DH supported me the best way he new how.  He told me that it was okay if she was never able to latch on.  He told me we could use formula, or I could continue to pump and everything would be fine.

But it wasn't fine with me. 

I called my mom for our nightly check in, and told her that the surgery had gone well, and everything was fine.  And she told me that if it wasn't, that was okay too. 

Once again, I burst into tears, and so did she. We spent a long time crying on the phone together and sharing this mutual heartbreak.  I don't know what I would have done without her support.

We are still struggling, and I am reaching out in every way that I know how.  We've been to support groups, lactation consultants associated with our insurance company, outside lactation consultants and tomorrow we are heading to a La Leche League meeting.  I am hoping that at some point, Bug will be able to latch consistently and I'm doing everything I can to make that happen.

But if it doesn't, I know my mom will be there to support me.


  1. Oh girl, I'm crying! The hours and hours I spent crying over what to do with my #2 guy when he wouldnt latch right, and the bleeding and the chafing and the pain. I know that heartbreak so well!
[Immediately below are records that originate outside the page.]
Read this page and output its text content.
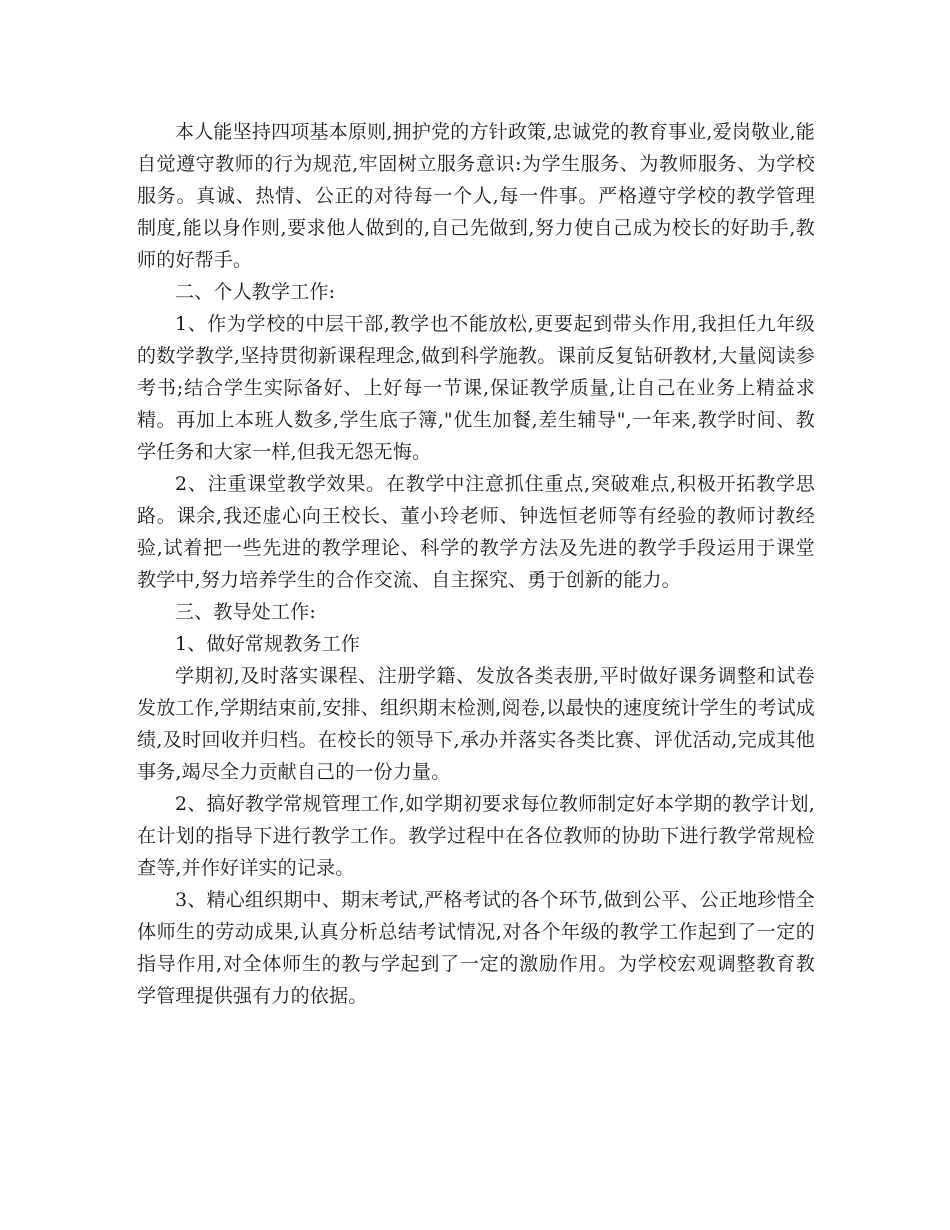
本人能坚持四项基本原则,拥护党的方针政策,忠诚党的教育事业,爱岗敬业,能自觉遵守教师的行为规范,牢固树立服务意识:为学生服务、为教师服务、为学校服务。真诚、热情、公正的对待每一个人,每一件事。严格遵守学校的教学管理制度,能以身作则,要求他人做到的,自己先做到,努力使自己成为校长的好助手,教师的好帮手。

二、个人教学工作:

1、作为学校的中层干部,教学也不能放松,更要起到带头作用,我担任九年级的数学教学,坚持贯彻新课程理念,做到科学施教。课前反复钻研教材,大量阅读参考书;结合学生实际备好、上好每一节课,保证教学质量,让自己在业务上精益求精。再加上本班人数多,学生底子簿,"优生加餐,差生辅导",一年来,教学时间、教学任务和大家一样,但我无怨无悔。

2、注重课堂教学效果。在教学中注意抓住重点,突破难点,积极开拓教学思路。课余,我还虚心向王校长、董小玲老师、钟选恒老师等有经验的教师讨教经验,试着把一些先进的教学理论、科学的教学方法及先进的教学手段运用于课堂教学中,努力培养学生的合作交流、自主探究、勇于创新的能力。

三、教导处工作:

1、做好常规教务工作

学期初,及时落实课程、注册学籍、发放各类表册,平时做好课务调整和试卷发放工作,学期结束前,安排、组织期末检测,阅卷,以最快的速度统计学生的考试成绩,及时回收并归档。在校长的领导下,承办并落实各类比赛、评优活动,完成其他事务,竭尽全力贡献自己的一份力量。

2、搞好教学常规管理工作,如学期初要求每位教师制定好本学期的教学计划,在计划的指导下进行教学工作。教学过程中在各位教师的协助下进行教学常规检查等,并作好详实的记录。

3、精心组织期中、期末考试,严格考试的各个环节,做到公平、公正地珍惜全体师生的劳动成果,认真分析总结考试情况,对各个年级的教学工作起到了一定的指导作用,对全体师生的教与学起到了一定的激励作用。为学校宏观调整教育教学管理提供强有力的依据。
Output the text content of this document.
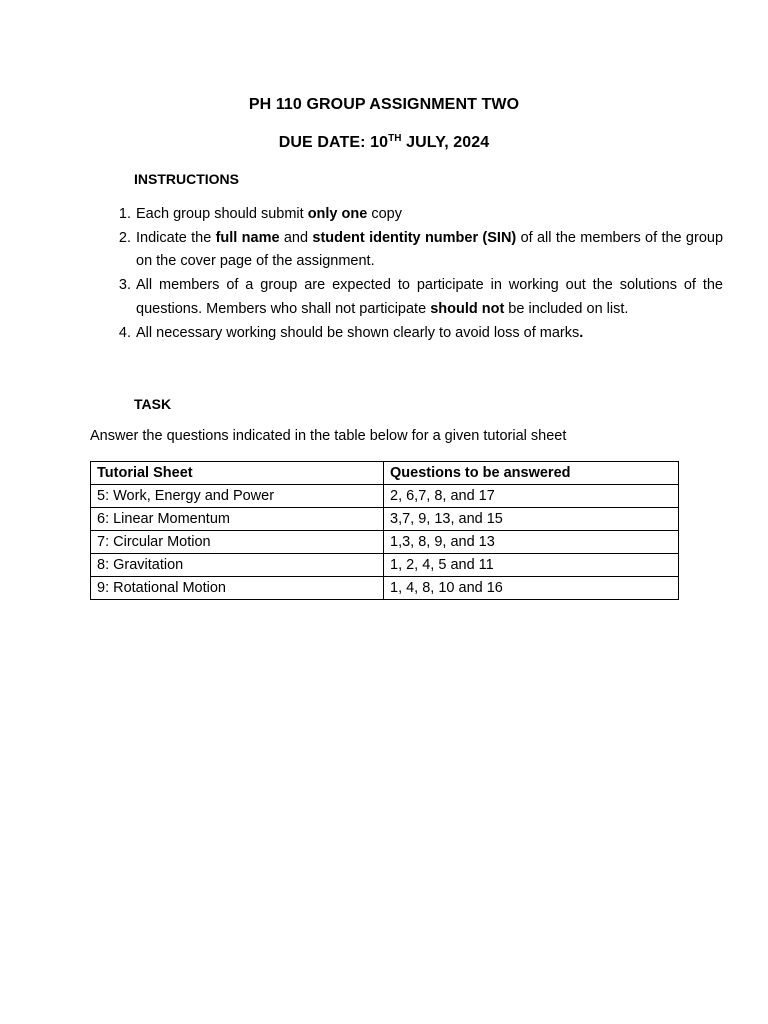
PH 110 GROUP ASSIGNMENT TWO
DUE DATE: 10TH JULY, 2024
INSTRUCTIONS
1. Each group should submit only one copy
2. Indicate the full name and student identity number (SIN) of all the members of the group on the cover page of the assignment.
3. All members of a group are expected to participate in working out the solutions of the questions. Members who shall not participate should not be included on list.
4. All necessary working should be shown clearly to avoid loss of marks.
TASK
Answer the questions indicated in the table below for a given tutorial sheet
Tutorial Sheet	Questions to be answered
5: Work, Energy and Power	2, 6,7, 8, and 17
6: Linear Momentum	3,7, 9, 13, and 15
7: Circular Motion	1,3, 8, 9, and 13
8: Gravitation	1, 2, 4, 5 and 11
9: Rotational Motion	1, 4, 8, 10 and 16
You are doing all the things I would recommend, I had a lactation consultant come to my home and I did the nipple shield, I pumped, I supplemented, and it took a few weeks of pumping and using the shield (I never got his tongue checked out though and in hindsight I wish I had) but eventually, eventually he got it. And then, funny enough, I had the opposite problem, he'd never take a bottle! LMAO!! But we nursed almost up until a year. It was a rough start but I am so glad I stuck with it and woudnt change a thing. Had I not stuck with it, I would have had the support from my family either way and that is so so important. I'm so glad you have the support. Keep us posted and always always know that whatever it is you decide to do, whether it's to stick with it or move on, you are doing what's right for you. *hugs*

  2. I first this on my ipod this morning at 2 am and I was teary eyed! You are very brave to share your stories and your blog will be an asset to those who need to find hope! You go sister friend!

  3. That is so wonderful that you have your mom's support!! You are a lucky woman!
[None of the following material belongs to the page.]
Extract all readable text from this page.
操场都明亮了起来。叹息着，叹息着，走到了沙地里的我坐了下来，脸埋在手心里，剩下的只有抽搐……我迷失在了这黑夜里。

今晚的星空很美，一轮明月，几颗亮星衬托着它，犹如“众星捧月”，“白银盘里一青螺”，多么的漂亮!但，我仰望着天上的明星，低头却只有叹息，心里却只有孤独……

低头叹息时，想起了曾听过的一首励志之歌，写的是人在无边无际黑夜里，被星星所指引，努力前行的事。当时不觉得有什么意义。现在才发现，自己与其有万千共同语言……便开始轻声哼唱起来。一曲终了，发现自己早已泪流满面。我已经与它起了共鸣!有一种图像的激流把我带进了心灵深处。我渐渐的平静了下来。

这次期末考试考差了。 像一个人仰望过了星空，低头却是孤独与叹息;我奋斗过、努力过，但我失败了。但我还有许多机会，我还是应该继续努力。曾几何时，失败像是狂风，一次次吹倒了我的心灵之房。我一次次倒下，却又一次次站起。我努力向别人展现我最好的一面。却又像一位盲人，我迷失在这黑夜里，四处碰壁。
    My mom did not breastfeed, and I actually didn't know anyone who breastfed growing up. My son is 8 months old and today my mom still tried to encourage me to give cereal to my son since it has "so many vitamins." I reminded her that since my baby is fully breastfed, I don't have to feed him something he doesn't want to get vitamins in him.... sigh... ;-)

    Following you via the Breastfeeding Blog Hop!
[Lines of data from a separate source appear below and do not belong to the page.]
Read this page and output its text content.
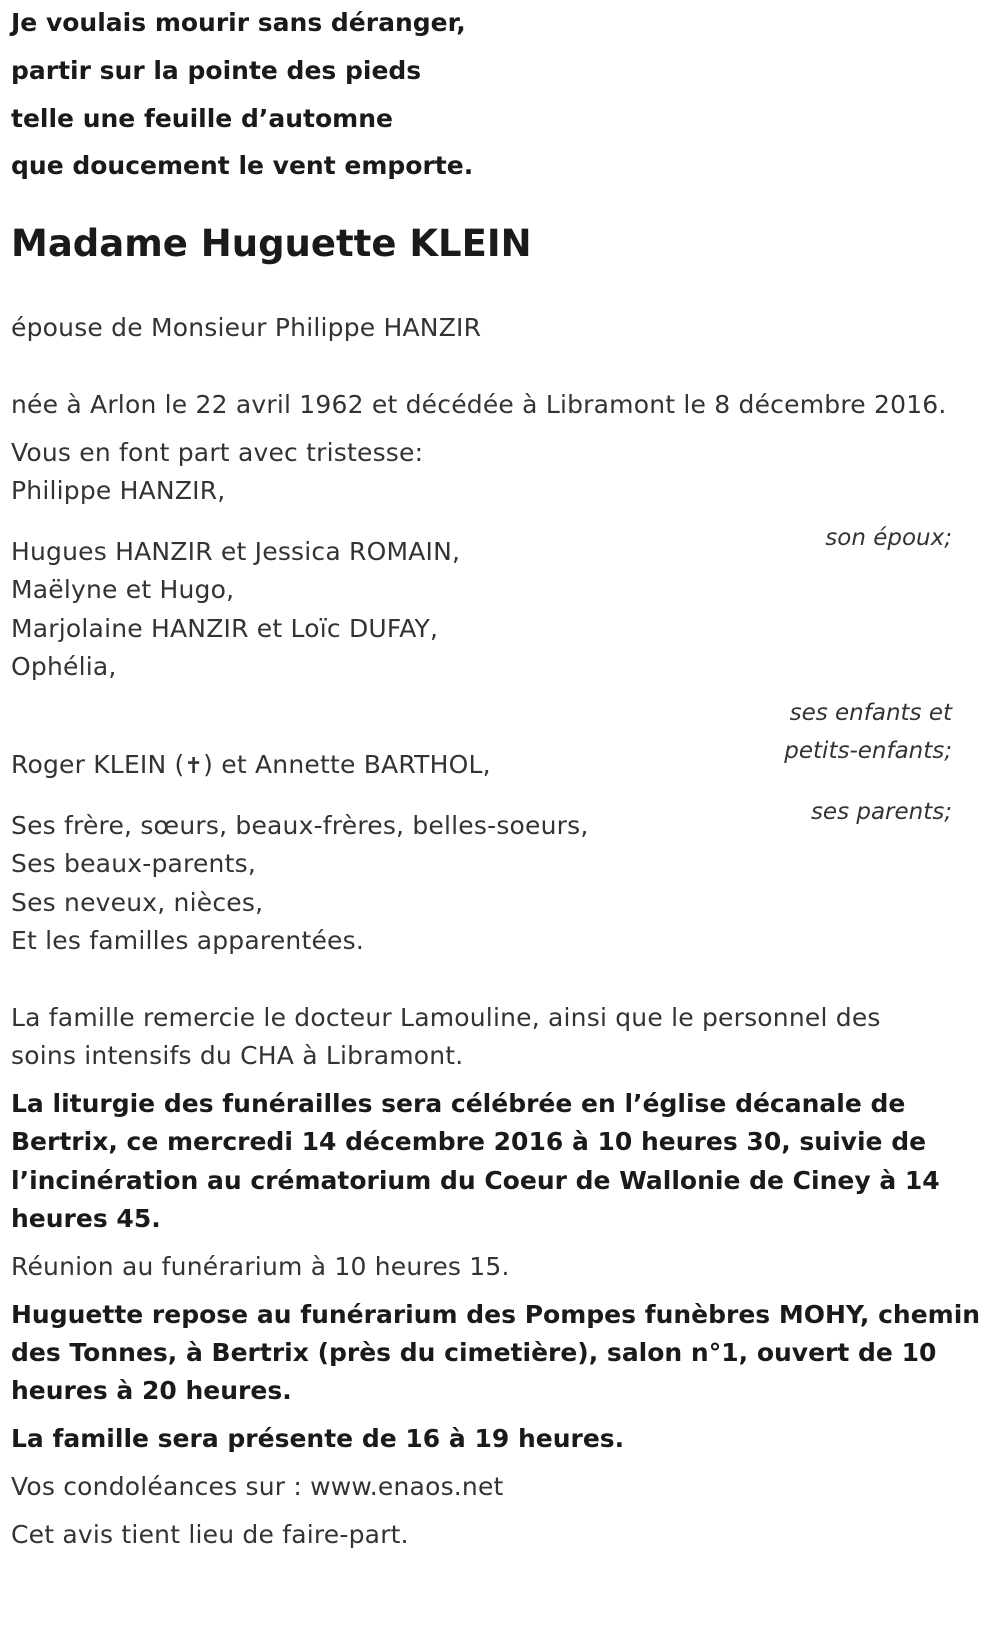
Je voulais mourir sans déranger,

partir sur la pointe des pieds

telle une feuille d’automne

que doucement le vent emporte.

Madame Huguette KLEIN

épouse de Monsieur Philippe HANZIR

née à Arlon le 22 avril 1962 et décédée à Libramont le 8 décembre 2016.

Vous en font part avec tristesse:

Philippe HANZIR,

son époux;

Hugues HANZIR et Jessica ROMAIN,

Maëlyne et Hugo,

Marjolaine HANZIR et Loïc DUFAY,

Ophélia,

ses enfants et

petits-enfants;

Roger KLEIN (✝) et Annette BARTHOL,

ses parents;

Ses frère, sœurs, beaux-frères, belles-soeurs,

Ses beaux-parents,

Ses neveux, nièces,

Et les familles apparentées.

La famille remercie le docteur Lamouline, ainsi que le personnel des

soins intensifs du CHA à Libramont.

La liturgie des funérailles sera célébrée en l’église décanale de

Bertrix, ce mercredi 14 décembre 2016 à 10 heures 30, suivie de

l’incinération au crématorium du Coeur de Wallonie de Ciney à 14

heures 45.

Réunion au funérarium à 10 heures 15.

Huguette repose au funérarium des Pompes funèbres MOHY, chemin

des Tonnes, à Bertrix (près du cimetière), salon n°1, ouvert de 10

heures à 20 heures.

La famille sera présente de 16 à 19 heures.

Vos condoléances sur : www.enaos.net

Cet avis tient lieu de faire-part.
  4. i have my mom's support too! isn't it great!?!?

    thanks for linking up for this week's blog hop!

  5. I was born in '81 too :) My mom bfed me for about 6 weeks then was worried I wasn't eating enough.

    Did women obsess over that as much before formula was popular? I have a feeling I was eating just fine..but even a little while is beneficial.

    I'm glad your mom is there for you and your hubby's way of supporting is good too - no need for anyone saying it's bad if you can't continue.

    I wish you luck and strength to keep at it. Bug is still learning with the new tongue freedom! My sister-in-laws boys (both of em) had latch issues so she nursed & pumped to supplement. Around 4-6 wks the "suddenly latched" is what she tells me.

    I've also read that oftentimes latch issues seem to resolve around 4-6 wks.. maybe bigger mouth helps?

    Stay strong!
    Darcy @ Tales From the Nursery

  6. Thanks everyone for the support. I am determined to exhaust my resources before giving up. We are seeing another LC on Tuesday.

  7. Hey! I found you on the blog hop! It's so great that you have an awesome support system!